Like you I question existence throughout the country but that is based on what I know about active areas in my area of SW WA and Western Oregon. From my experience, and you have to trust me on that, In this area, BF is only found to hang out in areas of heavy cover and running water. They may transit other areas with some sort of migration but the recipe for them to establish in one area and leave sign requires a certain amount of heavy cover and running water. Get away from that and I have never seen any sign of one. Thinner cover may reduce or eliminate day activity and increase the chance of observation by humans. Certainly running water gets more rare East of the Cascades. Both of those may be a factor in your area. Evidence of the effects of cover density is what happened in my research area when the state started to clear cut it. Active areas went inactive when there was not continuous cover allowing movement through the area. Patches of cover do not work long for them when they can simply move away and not take the chance of being seen hunting or moving around in the open. Clear cut, at least the way the state is doing it, leaves patches of cover with no way to move between them. There is little logging in National Forests so it is easy for BF to avoid logged areas there
You mention bears. From what I have seen bears are not as dependent on cover as I have found footprints completely in the open. While bears avoid humans when they can, a sentient creature like BF with what seems to be a prime directive to avoid humans, seems less likely to be seen than a bear who only moves away with direct human contact. Much of grizzly country is fairly open or thinly forested. Get very much East of the Cascades, where forests get more thinly treed, areas like that would not be preferred by BF if they have a choice. They may be there in areas with denser trees. Admittedly I do not have much time in Eastern Washington or Oregon. But looking at the density of sighting reports, that seems to favor the denser forests West of the Cascades in both Oregon and Washington. Of course sightings require people who are much less in numbers East of the Cascades.

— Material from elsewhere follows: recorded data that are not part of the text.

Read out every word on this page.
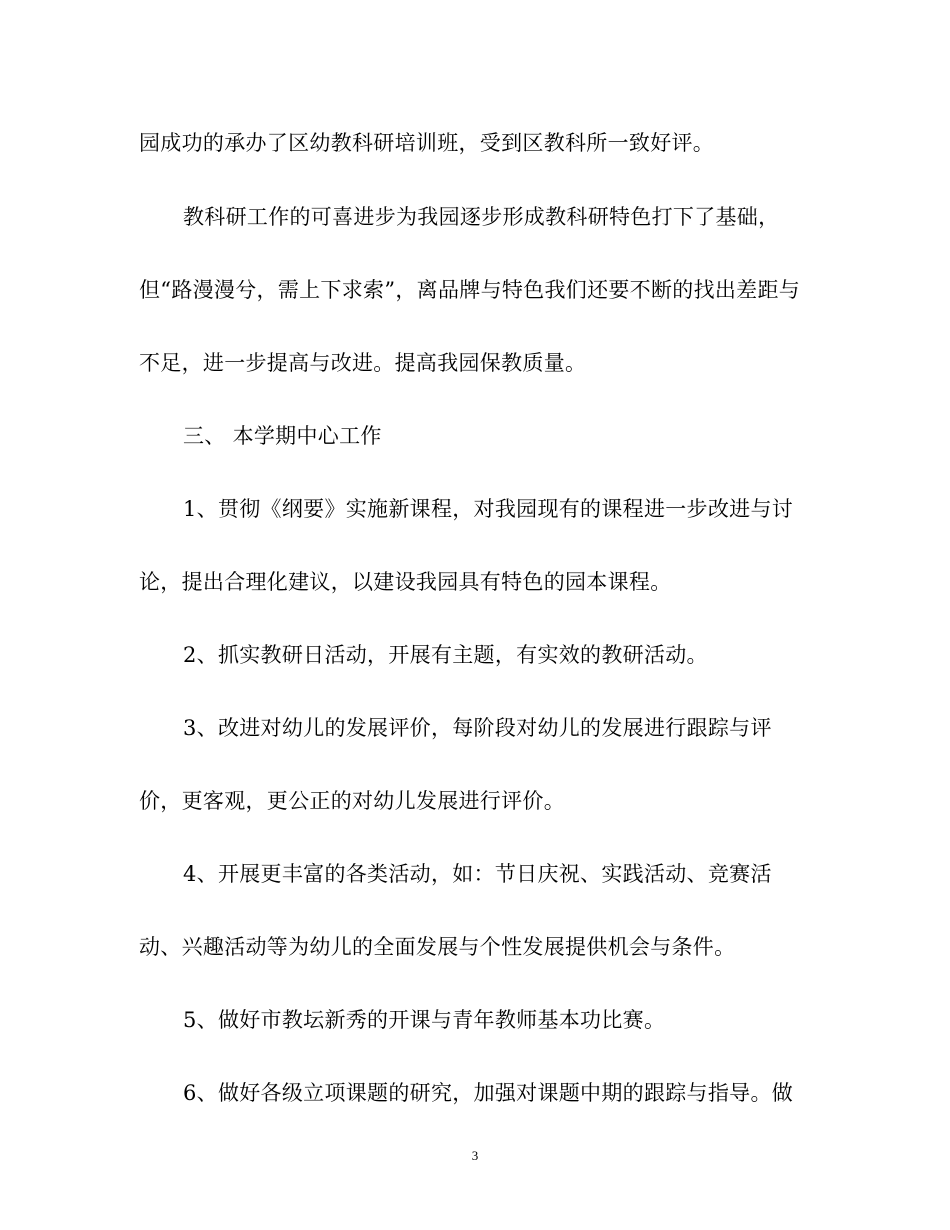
园成功的承办了区幼教科研培训班，受到区教科所一致好评。
教科研工作的可喜进步为我园逐步形成教科研特色打下了基础，
但“路漫漫兮，需上下求索”，离品牌与特色我们还要不断的找出差距与
不足，进一步提高与改进。提高我园保教质量。
三、 本学期中心工作
1、贯彻《纲要》实施新课程，对我园现有的课程进一步改进与讨
论，提出合理化建议，以建设我园具有特色的园本课程。
2、抓实教研日活动，开展有主题，有实效的教研活动。
3、改进对幼儿的发展评价，每阶段对幼儿的发展进行跟踪与评
价，更客观，更公正的对幼儿发展进行评价。
4、开展更丰富的各类活动，如：节日庆祝、实践活动、竞赛活
动、兴趣活动等为幼儿的全面发展与个性发展提供机会与条件。
5、做好市教坛新秀的开课与青年教师基本功比赛。
6、做好各级立项课题的研究，加强对课题中期的跟踪与指导。做
3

One of my bear encounters was a close face to snout encounter on a human trail. Bears follow human trails. I have never found a BF footprint where it was following a human trail. But I have found several paralleling human trails or where the BF stepped across a trail trying to avoid leaving a footprint on a muddy trail. Some one expecting to find a BF print near a human trail should be looking at the trail margins or game trails that parallel them. The only place I have seen a BF footprint completely in the open, away from cover, was on the Eastern flank of Mt St Helens near the lahar where the trees had been cleared out by the 1980 blast. They seem to move between treed areas remaining after the blast. And that is likely at night, when the tourists have headed for their hotels.
While the numbers of BF West of the Cascades in Oregon and Washington may be the highest in the country, they are still very rare. Otherwise they would be seen more often and leave more sign. If their species is like any other, encroachment by humans into their habitat has to be reducing their numbers even more. Like every other bipedal humanoid that has co-existed with humans, they are likely to go extinct at some point. We seem to hurry that along with every species we have contact with.
Thanks. See the doctor again tomorrow and hope to get a handle on what this is. Up to this point he doesn't have a clue.